But even with the correct advice it’s extremely hard if they’re addicted to sugar. If you watch those weird TV programmes where morbidly obese people are offered free gastric surgery if they lose a certain amount of weight it’s clear that they eat like addicts.
Oh yes, and they always have people enabling them. Usually family members.
I’ve seen a few of those programmes, and they’re never offered an addiction-based treatment (or support for their abuse at the hands of family members). They’re usually put on a calorie-controlled diet, which has never worked, for anyone, ever, in its entire 60-year history. The experts keep on doing it because they’re clueless.
Sugar addiction can be cured in about two weeks; typically less. I suppose in extreme cases it would require hospitalization, but that’s a fairly inexpensive stay in the grand scheme of things.
Depends what you mean by “physiological”. Your entire body will adapt in various ways to an onslaught of sugar, but it will recalibrate very fast. Unlike (say) nicotine addiction, the success rate for sugar addiction is very good.
This is how I see it, addiction is where you lose self control of the situation and your life is basically unlivable and chaotic. But the option of help is a choice.

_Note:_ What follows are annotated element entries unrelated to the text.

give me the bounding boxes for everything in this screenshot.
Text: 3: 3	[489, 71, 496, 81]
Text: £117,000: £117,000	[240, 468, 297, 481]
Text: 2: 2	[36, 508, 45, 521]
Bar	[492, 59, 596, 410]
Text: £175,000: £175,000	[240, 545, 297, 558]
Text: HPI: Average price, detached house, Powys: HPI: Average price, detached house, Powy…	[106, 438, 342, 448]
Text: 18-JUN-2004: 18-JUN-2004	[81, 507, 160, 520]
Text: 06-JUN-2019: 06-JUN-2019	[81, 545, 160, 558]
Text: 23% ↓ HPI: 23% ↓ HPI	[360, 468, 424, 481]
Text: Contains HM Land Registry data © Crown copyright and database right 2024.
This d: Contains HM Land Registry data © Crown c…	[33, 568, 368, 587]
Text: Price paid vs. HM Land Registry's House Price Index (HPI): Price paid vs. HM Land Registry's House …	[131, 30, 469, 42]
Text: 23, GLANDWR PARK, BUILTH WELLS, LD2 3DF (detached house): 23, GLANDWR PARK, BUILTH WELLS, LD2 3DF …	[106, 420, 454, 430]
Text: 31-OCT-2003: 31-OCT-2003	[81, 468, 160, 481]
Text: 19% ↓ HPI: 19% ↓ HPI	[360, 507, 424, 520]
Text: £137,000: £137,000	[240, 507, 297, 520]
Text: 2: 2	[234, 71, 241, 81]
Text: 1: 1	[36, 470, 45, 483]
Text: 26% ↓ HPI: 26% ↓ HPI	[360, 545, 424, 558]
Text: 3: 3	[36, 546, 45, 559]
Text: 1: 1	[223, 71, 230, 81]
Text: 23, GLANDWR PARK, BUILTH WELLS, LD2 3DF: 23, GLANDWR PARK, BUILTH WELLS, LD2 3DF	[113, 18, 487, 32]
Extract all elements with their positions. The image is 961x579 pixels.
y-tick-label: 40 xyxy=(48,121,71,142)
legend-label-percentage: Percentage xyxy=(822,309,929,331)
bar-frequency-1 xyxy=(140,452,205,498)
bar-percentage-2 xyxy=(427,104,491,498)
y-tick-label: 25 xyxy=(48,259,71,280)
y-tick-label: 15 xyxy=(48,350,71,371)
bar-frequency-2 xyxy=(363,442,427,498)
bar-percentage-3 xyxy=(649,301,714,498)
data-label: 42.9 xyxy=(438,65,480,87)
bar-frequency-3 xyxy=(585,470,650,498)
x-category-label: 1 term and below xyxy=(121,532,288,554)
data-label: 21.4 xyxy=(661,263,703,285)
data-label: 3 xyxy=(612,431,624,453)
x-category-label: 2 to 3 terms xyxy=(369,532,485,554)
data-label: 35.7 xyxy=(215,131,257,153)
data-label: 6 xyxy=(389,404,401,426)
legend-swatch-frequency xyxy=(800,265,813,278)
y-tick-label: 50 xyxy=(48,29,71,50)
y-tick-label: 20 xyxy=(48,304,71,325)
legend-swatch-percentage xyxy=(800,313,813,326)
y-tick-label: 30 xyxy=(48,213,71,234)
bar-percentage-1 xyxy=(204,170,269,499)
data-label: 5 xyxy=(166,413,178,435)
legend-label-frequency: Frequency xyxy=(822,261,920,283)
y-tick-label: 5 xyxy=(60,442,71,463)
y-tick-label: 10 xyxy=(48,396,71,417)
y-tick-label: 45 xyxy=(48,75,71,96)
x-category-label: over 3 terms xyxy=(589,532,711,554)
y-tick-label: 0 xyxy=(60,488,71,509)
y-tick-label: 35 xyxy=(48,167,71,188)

I forgot what show it was I watched, but it was about families that don’t understand why they’re overweight. They claim their diet is at least ok and shouldn’t be making them that grossly overweight. They film them around the house for a time period and show them the tape. People underestimate how much they eat, how often they eat, and how it all adds up. They can’t even seem to remember some of the things they eat. They are like shocked to see themselves eat from the recorded film. It’s really crazy to see.
And it’s something passed on from parents to kids. You teach your kids to eat poorly, it’s going to cause them a life time of grief. We like to eat what we ate as kids.
I consider 99% of girls to be small so I never really care about what their height is. But the especially small ones I like to pick up and toss them to the other side of the room on a couch or bed lol
Sometimes when I’m walking with a girl I don’t know where they went looking around for them only to realize they are literally next to me.
It makes me laugh how “experts” insist that obesity must be at least partially genetic because fat kids tend to have fat parents; “no shit, Sherlock?” is the only appropriate response to that. Fat kids eat what their fat parents eat. They are, obviously, going to be equally fat, and learn the same dysfunctional habits.
This thread is probably heading slowly down the gutter, but I have to agree with this. I’ve never attempted throwing them across the room (is there an Olympic event for that?) but I reckon a woman should be pick-up-able, preferably on one forearm.
It really pisses me off to see clearly overweight children. It’s like child neglect. Small children don’t have the ability to make their own food choices yet, how can they let them become so overweight.
Again, I think it’s the fault of the authorities. Here’s some retarded shite from the BDA on how to feed your kids:
“Children need regular meals and snacks to get the energy (calories) and goodness or ‘nutrients’ they need …”
“Offer a savoury and a sweet course at both lunchtime and at the evening meal, so children have a variety of different foods and nutrients.”
“Each meal should … include bread, potatoes, pasta, rice and grains such as couscous or breakfast cereal at main meals and scones, buns, muffins, crumpets or cereal bars for snacks.”
Parents pick up on this sort of stuff and think it’s genuinely OK to feed their kids with an endless supply of cakes and biscuits.